These last few weeks, I have been trying to get into a routine in which I actually track which things have been on my perpetual to-do list and then stop avoiding them and do them. Part of this means that I have been rethinking the extremely specific, incredibly hyperlinked, planner I have been using for the last year and a half, which--I need to note--has been one of the least productive 1.5 years of my life, as judged by most internal and external productivity measures.
Now everything should not be judged by productivity, but at some point, one must simply look at a productivity tool and say: well, that's obviously not functioning as intended. I am easily distracted by frippery and furbelows, but it turns out that it does not matter if I have a perfectly organized list if I then ignore it and/or use it to remind me of all the things I could be doing but maybe not right then, or make a giant list of all the huge things that are not yet done and then have a massive panic attack about it.
So I am trying a different kind of planning right now. It utilizes a very highly specialized system: a blank sheet of paper. (This is not the time to tell me about bullet journals. I used bullet journals for years, and in fact use a modified version of them for, um, everything.)
At the top, I write “task dump.” Then I write down all the things I can think of that I need to do with no prioritization. Then I think about which of those things I have to do on that day.
Then--and this is important--I have a cup of tea and I don't think about my tasks at all. I have tea. On the day I took this picture, I had a tea out of the tea advent calendar I got from Sazen. This was an excellent tea: delicate, sweet, with a fruity overtone.

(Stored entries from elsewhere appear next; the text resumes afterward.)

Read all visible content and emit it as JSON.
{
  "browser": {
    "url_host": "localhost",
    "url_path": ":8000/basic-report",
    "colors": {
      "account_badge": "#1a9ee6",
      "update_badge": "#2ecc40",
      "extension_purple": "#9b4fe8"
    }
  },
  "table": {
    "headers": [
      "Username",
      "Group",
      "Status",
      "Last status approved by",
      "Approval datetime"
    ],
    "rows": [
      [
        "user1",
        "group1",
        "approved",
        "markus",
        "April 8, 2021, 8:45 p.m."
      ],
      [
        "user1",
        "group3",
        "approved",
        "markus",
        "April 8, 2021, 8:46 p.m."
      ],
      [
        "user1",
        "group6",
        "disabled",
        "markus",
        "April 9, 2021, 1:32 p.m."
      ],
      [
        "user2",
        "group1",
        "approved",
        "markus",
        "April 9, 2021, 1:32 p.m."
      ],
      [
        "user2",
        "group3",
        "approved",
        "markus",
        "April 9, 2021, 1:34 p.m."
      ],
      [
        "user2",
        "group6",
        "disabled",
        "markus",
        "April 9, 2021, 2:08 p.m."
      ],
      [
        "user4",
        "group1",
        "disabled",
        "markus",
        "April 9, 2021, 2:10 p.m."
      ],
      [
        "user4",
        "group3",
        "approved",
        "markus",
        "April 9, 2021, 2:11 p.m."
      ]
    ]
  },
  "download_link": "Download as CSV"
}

A really good white tea reminds me a little of a Riesling, which is one of the wines I will risk drinking in very small quantities, even though it causes me Distress. There's an inherent sweetness to it, but it's a little bit dry. There's a hint of floral flavor. The flavor is crisp, like a spring day.
This was an excellent tea, and I went through three steeps of it.
It turns out that ignoring the task list for about twenty minutes is important for productivity. You see, the very act of making it causes a full-body inflammatory response in me, as if I'm being reminded of all my many failures and things I forgot and notices that I shoved in my desk and oh god, that's probably overdue and maybe if I don't look--
Anyway, I have tea to manage the hyperventilation, because that, it turns out, is not conducive to getting things done.
Then I ask myself not which task I want to do, or what task other people want me to do. I ask myself which of the things I will feel best having done at the end of the day. And then I label those things: 1, 2, 3, 4. I don't label more than 4.
This is my new tea planner, and it's working.